Inclinada durante horas sobre una foto tomada por William Claxton, había dado con la historia de un músico tan bello y apasionado que se había enamorado de él. Al notar algo de celos en la voz de Mathias, añadió que Chet Baker había muerto al caer desde un segundo piso de su habitación de hotel en Amsterdam, en 1988, a la edad de cincuenta y nueve años.

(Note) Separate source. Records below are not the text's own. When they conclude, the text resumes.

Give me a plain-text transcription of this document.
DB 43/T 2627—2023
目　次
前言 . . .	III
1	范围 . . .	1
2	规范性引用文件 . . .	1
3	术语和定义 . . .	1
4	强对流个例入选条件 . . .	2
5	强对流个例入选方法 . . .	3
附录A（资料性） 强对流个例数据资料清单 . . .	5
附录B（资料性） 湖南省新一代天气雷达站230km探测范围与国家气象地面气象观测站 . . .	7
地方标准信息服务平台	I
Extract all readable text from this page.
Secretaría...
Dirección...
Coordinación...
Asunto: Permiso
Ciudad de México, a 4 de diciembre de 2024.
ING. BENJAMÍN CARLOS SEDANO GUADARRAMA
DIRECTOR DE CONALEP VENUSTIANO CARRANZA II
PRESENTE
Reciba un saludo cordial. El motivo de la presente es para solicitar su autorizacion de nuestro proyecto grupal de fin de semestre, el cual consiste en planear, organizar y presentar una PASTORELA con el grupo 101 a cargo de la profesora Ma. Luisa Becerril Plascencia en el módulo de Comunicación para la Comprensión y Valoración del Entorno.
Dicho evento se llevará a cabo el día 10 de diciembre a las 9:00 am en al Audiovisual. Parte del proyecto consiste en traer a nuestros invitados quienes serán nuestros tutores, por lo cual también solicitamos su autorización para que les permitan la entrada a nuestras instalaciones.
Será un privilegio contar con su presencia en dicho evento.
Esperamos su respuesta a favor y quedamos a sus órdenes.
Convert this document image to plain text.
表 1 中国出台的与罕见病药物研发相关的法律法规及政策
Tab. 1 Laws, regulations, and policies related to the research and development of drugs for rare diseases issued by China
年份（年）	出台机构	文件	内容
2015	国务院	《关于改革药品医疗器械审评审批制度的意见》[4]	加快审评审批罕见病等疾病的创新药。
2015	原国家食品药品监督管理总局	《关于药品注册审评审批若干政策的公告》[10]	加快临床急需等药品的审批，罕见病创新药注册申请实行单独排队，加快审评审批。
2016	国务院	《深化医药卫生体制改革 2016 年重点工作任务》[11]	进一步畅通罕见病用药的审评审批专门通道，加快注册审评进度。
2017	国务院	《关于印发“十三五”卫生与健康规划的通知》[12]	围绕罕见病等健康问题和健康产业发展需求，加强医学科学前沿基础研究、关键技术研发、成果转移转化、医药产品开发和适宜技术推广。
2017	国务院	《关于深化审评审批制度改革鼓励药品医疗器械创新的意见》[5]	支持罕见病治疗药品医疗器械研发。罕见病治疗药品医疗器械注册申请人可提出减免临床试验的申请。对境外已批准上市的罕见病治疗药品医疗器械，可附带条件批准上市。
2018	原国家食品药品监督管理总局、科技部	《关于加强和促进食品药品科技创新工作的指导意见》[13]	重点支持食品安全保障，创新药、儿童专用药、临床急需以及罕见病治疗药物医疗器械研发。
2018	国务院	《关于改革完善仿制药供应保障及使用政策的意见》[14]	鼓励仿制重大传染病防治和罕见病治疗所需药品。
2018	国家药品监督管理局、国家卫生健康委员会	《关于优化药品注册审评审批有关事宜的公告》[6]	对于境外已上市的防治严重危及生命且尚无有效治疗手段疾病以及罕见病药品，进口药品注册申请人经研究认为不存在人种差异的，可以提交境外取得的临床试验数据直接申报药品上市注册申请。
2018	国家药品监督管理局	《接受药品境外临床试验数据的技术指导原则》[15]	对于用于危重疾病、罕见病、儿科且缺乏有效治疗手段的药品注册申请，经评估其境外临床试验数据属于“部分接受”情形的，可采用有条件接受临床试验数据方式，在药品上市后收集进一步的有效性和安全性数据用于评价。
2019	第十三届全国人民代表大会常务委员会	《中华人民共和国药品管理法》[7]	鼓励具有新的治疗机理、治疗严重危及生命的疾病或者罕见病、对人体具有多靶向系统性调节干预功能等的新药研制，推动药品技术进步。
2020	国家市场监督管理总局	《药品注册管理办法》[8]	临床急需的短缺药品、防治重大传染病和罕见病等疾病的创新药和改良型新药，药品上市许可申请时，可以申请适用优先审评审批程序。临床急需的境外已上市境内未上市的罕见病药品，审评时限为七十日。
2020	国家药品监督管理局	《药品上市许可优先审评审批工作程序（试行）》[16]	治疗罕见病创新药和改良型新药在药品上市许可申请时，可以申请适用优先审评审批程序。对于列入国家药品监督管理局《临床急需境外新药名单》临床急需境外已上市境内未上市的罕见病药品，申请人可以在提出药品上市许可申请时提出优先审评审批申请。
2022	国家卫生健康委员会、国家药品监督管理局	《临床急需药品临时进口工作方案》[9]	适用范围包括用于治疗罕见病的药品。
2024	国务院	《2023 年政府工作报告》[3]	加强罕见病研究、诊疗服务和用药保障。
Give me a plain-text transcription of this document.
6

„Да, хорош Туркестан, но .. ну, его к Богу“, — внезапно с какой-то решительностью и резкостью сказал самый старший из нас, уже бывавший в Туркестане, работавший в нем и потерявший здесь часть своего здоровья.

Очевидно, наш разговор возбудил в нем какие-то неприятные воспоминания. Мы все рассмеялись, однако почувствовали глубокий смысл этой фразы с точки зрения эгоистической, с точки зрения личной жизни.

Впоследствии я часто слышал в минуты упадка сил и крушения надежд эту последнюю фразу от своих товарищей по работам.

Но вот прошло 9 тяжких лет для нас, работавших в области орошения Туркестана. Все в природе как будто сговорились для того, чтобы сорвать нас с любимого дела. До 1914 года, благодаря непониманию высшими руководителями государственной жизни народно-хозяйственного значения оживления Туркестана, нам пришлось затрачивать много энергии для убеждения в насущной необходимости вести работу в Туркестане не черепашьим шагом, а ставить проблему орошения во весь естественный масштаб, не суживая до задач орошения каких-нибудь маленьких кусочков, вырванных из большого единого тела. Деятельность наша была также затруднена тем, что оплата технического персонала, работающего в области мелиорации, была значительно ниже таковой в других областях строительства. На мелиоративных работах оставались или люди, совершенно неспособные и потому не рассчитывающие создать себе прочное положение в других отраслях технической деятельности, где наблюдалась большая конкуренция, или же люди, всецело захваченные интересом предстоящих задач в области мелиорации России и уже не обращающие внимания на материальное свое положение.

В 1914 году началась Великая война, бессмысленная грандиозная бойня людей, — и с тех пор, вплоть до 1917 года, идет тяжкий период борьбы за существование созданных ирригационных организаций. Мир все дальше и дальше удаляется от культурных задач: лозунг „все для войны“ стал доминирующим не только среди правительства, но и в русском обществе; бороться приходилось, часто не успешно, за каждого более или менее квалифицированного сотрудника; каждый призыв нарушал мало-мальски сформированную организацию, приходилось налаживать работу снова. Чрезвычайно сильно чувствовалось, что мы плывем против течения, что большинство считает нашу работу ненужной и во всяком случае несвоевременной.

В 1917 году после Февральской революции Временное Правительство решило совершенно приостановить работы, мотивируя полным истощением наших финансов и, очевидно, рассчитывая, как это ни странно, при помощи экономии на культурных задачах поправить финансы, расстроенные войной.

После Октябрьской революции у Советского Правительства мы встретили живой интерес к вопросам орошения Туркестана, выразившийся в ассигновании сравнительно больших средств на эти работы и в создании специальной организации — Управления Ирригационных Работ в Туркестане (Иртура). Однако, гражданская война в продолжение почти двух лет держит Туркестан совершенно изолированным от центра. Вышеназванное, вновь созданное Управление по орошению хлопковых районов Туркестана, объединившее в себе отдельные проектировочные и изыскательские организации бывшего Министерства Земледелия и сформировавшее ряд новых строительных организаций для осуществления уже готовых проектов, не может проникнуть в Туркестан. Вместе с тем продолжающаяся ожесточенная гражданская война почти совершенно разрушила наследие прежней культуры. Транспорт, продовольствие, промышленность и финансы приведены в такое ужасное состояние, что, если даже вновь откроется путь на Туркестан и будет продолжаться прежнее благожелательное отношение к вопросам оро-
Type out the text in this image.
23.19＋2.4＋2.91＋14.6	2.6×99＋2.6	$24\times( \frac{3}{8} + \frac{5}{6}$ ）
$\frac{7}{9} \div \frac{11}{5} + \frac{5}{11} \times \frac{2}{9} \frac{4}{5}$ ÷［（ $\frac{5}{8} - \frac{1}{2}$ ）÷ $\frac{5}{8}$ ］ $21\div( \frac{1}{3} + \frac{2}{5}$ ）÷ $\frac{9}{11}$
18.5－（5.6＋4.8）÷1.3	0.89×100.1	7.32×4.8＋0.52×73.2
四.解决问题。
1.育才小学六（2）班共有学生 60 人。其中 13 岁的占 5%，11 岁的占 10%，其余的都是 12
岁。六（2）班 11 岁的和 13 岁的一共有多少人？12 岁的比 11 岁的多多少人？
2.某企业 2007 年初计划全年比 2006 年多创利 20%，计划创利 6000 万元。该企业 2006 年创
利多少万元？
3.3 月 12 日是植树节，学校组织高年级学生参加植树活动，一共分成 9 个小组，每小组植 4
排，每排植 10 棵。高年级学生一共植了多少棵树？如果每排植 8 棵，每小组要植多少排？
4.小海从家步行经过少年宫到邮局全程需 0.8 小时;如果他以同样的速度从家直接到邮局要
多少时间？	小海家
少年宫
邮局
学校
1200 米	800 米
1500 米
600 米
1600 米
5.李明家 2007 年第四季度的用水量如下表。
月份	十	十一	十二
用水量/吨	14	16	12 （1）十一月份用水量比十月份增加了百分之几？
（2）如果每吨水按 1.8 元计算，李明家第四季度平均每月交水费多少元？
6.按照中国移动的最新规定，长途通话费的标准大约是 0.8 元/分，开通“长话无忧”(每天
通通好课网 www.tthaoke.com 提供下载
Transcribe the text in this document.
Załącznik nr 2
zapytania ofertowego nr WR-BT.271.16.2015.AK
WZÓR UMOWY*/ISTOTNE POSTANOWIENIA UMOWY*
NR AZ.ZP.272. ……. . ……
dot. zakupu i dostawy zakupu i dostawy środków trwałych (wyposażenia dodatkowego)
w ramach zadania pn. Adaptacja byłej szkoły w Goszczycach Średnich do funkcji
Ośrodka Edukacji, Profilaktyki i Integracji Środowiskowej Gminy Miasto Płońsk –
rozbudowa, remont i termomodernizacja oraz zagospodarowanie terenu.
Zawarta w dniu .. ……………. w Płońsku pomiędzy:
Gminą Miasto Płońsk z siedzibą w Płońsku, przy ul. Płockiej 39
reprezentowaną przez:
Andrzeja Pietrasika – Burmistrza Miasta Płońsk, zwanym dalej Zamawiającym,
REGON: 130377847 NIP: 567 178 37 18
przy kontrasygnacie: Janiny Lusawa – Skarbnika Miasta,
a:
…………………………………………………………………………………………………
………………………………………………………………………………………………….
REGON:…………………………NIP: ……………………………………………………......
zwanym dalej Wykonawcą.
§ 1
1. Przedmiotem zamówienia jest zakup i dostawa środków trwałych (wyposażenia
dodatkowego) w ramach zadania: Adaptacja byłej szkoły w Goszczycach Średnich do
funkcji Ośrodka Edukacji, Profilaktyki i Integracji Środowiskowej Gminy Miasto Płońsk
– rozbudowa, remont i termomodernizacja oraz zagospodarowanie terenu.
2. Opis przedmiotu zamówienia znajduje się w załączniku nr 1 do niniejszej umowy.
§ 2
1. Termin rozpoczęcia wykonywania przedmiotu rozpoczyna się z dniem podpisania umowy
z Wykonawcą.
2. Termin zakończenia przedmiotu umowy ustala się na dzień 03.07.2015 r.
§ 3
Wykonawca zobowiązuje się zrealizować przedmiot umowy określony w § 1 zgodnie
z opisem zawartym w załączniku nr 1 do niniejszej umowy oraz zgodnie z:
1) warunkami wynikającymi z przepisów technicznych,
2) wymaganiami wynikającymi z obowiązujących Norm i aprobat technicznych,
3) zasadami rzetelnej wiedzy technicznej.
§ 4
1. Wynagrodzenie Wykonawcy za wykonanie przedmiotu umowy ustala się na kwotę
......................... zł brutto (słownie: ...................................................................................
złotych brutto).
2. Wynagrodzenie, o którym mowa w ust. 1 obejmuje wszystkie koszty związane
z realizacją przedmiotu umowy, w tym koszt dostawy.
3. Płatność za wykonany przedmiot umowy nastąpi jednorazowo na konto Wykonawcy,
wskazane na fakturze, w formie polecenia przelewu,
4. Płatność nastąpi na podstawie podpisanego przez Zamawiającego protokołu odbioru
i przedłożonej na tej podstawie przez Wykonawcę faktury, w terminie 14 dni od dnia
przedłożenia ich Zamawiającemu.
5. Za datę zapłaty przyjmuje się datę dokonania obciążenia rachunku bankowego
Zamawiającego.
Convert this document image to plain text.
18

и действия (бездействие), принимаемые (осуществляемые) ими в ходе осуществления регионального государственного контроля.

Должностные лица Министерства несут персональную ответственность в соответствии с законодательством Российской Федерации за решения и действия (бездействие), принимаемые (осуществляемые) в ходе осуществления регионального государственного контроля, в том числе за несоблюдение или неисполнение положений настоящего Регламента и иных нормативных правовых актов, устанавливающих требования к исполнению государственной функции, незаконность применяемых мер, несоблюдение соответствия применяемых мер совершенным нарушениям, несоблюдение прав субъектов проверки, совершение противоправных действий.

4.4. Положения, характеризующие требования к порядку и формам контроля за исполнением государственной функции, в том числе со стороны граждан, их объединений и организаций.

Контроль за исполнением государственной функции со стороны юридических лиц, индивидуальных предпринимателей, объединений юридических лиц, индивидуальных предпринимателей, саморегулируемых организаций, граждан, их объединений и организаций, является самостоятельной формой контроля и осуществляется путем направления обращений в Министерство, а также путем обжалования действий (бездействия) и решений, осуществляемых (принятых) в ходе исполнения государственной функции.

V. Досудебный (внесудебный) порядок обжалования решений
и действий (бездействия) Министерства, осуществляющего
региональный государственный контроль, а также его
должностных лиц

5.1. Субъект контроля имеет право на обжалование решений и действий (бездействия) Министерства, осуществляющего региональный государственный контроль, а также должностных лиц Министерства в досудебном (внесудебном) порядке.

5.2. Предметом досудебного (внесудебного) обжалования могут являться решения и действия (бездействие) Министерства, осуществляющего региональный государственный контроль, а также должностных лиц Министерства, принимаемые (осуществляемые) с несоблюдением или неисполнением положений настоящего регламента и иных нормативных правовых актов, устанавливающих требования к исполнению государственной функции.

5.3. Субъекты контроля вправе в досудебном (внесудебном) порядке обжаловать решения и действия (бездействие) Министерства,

Yvonne carraspeó en el mostrador; el restaurante iba a cerrar ya. El salón estaba vacío. Mathias pagó la cuenta, y los dos se volvieron a encontrar en Bute Street. Tras ellos, acababan de echar la persiana. El propuso ir a pasear por la orilla del río, pero era tarde y ella tenía que irse. Por la mañana la esperaba una montaña de trabajo. Los dos se dieron cuenta de que durante la velada no habían hablado ni de su vida, ni de su pasado, ni tampoco de su oficio, pero habían compartido sus sueños e ilusiones; después de todo, había sido una bella conversación para ser la primera. Intercambiaron sus números de teléfono. Cuando la acompañó hasta South Kensington, Mathias se dedicó a alabar el oficio de profesor y afirmó que dedicar la vida a los niños era signo de una increíble generosidad, y, en cuanto a la reunión de padres, ya vería cómo se las arreglaba. Sólo tendría que ir inventándoselo sobre la marcha conforme Antoine le preguntara. Audrey no entendía ni una palabra de lo que estaba diciendo, pero era un momento tierno, y ella se limitó a asentir. Él le tendió torpemente una mano, y ella lo besó en la boca; un taxi la llevaba ya hacia el barrio de Brick Lane. Con la conciencia tranquila, Mathias subió por Oíd Brompton.

Cuando entró en Clareville Grove, habría jurado que los árboles que se inclinaban bajo el viento lo saludaban. A pesar de parecer tonto, frágil y feliz a la vez, les devolvió la señal con la cabeza. Subió los peldaños de su escalera sin hacer el menor ruido, hizo girar lentamente la llave en la cerradura y, tras un leve crujido de la puerta, entró en el salón.